In the CENTAUR trial, after 24 weeks, patient receiving AMX035 scored an average 2.32 points higher on the ALSFRS-R than the placebo group. On an analysis of change from baseline, the AMX0035 group scored 2.92 points higher at the end of the 24-week follow-up. The ALSFRS-R is a 48-point questionnaire that includes measures of daily function such as ability to walk, dress independently, self-feed, speak and breathe. A one to two-point change in the ALSFRS-R can mean a significant decrease in a person’s ability to function independently.
Secondary endpoints included measurements of muscle strength, breathing and frequency of hospitalization. Patients taking AMX0035 had a slower progression in lung function and were hospitalized numerically less often. The trial was not powered to include secondary endpoints, but the data was promising.
The drug was generally well tolerated, although almost all participants, 86 out of 89 receiving the drug, reported one or more treatment-emergent adverse events. Most were not serious and did not lead to modification or interruption of the drug dosing. Otherwise, safety between the placebo and AMX0035 groups was comparable. Almost all participants, 77%, were receiving an approved ALS therapy, riluzole, edaravone, or both, during or before the trial.
One potential downside of the study is that it only lasted six months, so it did not determine if the drug prolonged survival of the ALS patients. However, the trial is continuing, and the company plans to publish long-term survival data later. Patients who completed CENTAUR were offered the chance to enroll in an open-label extension trial and receive AMX0035 long-term, with 92% choosing to do so.

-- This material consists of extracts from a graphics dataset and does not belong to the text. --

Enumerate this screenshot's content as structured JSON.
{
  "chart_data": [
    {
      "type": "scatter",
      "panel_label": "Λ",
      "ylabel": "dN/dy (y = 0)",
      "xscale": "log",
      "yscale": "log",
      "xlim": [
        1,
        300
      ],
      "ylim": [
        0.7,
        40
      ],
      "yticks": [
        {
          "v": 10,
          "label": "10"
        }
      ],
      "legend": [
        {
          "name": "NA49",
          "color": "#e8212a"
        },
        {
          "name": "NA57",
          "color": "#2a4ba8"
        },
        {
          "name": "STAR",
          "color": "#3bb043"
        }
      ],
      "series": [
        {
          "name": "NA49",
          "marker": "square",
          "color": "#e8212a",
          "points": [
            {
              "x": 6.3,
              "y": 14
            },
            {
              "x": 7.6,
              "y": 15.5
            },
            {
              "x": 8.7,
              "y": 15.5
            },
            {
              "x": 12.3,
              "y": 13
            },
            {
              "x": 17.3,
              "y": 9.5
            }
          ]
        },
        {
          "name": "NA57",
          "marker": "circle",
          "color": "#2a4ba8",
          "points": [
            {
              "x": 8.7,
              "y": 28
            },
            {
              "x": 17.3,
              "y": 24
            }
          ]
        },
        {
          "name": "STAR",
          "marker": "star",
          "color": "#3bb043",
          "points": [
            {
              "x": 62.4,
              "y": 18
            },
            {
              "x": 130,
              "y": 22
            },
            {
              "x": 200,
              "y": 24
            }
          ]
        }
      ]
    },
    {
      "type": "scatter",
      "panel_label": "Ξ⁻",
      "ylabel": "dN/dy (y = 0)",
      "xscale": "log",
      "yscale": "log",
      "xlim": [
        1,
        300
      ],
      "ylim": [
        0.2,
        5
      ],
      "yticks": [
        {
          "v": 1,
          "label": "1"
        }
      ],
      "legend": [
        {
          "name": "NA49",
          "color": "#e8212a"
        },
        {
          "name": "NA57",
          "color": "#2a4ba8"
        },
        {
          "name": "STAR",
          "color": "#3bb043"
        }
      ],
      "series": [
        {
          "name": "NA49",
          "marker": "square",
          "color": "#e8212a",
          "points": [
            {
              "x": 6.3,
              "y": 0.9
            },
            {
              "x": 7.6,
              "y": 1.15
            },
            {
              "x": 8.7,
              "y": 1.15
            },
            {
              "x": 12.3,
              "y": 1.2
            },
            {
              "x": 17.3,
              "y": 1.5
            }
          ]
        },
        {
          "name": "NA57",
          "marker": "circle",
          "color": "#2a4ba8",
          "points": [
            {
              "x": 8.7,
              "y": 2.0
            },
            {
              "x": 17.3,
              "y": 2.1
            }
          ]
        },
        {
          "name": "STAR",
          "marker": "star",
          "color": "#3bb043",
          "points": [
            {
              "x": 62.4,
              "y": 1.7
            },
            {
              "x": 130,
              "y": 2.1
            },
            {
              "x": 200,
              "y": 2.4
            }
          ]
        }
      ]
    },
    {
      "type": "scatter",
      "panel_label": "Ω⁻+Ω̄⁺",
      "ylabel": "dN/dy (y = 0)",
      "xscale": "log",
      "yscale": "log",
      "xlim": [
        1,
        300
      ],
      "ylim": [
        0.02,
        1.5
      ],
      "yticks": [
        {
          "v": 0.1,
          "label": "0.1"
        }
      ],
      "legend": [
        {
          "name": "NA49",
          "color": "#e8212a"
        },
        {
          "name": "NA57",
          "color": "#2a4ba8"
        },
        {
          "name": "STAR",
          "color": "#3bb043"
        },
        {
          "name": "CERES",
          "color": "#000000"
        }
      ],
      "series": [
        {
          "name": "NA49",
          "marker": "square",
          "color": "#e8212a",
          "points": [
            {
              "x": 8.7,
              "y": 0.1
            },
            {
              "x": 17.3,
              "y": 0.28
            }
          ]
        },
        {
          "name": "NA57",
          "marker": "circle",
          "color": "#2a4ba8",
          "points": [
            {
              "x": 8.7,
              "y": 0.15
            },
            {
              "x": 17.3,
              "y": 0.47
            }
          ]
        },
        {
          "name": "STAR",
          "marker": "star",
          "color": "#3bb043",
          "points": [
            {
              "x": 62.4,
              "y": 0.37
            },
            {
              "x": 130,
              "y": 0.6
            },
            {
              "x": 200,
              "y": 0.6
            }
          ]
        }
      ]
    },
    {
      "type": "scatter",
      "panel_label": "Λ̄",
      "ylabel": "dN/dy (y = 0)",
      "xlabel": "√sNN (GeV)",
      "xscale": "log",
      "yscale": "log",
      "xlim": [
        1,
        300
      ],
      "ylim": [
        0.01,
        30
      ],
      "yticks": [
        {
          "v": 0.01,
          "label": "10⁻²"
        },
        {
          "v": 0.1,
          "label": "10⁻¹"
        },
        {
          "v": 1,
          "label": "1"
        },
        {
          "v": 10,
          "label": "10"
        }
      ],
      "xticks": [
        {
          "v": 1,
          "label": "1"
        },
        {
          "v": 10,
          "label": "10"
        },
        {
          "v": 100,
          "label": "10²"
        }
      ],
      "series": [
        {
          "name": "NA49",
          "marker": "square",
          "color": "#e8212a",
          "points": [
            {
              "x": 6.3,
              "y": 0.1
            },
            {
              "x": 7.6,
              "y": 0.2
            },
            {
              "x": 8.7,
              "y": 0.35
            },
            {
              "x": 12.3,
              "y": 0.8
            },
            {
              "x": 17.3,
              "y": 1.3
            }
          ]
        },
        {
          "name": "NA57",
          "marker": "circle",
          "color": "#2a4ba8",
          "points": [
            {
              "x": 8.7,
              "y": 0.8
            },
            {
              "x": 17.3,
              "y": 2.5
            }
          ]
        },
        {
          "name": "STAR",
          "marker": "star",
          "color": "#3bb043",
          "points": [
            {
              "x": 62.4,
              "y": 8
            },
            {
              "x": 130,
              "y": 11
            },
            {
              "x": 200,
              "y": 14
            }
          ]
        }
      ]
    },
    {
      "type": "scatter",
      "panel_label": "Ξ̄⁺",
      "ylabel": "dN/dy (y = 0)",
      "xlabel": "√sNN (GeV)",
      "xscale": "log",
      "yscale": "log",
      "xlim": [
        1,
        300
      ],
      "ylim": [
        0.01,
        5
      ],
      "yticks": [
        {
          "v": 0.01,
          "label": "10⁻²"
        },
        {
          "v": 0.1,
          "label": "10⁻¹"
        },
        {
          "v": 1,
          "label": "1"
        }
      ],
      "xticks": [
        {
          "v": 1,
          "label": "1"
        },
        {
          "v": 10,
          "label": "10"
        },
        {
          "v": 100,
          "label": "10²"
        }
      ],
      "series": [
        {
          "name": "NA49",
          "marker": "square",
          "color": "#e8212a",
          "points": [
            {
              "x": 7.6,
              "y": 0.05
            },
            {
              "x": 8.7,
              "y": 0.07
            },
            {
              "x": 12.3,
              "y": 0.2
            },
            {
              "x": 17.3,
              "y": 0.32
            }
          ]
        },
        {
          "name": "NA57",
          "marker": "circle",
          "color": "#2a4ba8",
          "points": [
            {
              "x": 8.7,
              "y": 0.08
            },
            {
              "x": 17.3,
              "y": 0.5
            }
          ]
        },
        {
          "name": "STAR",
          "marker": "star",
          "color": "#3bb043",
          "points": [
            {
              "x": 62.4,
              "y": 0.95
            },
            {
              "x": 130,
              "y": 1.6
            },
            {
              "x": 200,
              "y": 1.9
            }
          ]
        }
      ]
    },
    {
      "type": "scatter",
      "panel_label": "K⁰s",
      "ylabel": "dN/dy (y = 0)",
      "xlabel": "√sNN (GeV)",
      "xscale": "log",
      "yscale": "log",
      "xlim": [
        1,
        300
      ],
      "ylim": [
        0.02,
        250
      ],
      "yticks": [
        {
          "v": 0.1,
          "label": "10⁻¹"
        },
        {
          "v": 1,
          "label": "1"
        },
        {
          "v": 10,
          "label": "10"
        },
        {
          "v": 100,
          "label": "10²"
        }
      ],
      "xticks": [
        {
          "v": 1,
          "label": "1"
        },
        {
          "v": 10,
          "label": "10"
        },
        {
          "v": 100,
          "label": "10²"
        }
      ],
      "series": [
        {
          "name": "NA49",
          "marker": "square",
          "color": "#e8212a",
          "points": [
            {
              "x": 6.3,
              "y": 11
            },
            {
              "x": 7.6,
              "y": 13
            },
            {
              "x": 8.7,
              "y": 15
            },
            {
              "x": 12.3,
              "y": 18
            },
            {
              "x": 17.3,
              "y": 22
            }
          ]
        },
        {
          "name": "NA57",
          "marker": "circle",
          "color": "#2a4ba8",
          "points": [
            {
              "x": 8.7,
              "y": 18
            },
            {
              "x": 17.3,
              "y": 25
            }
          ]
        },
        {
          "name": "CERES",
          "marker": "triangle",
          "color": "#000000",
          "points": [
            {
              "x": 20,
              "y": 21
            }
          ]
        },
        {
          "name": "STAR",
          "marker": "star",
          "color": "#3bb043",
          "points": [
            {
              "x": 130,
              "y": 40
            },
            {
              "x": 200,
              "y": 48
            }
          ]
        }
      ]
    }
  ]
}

“We are deeply grateful to all of the CENTAUR participants and our partners who have helped and continue to help develop this important therapy for those living with ALS,” said Justin Klee, co-chief executive officer and co-founder of Amylyx. “We also look forward in the coming months to sharing results from the CENTAUR open-label extension study and the long-term survival analysis, and we will continue to keep the community closely informed on next steps.”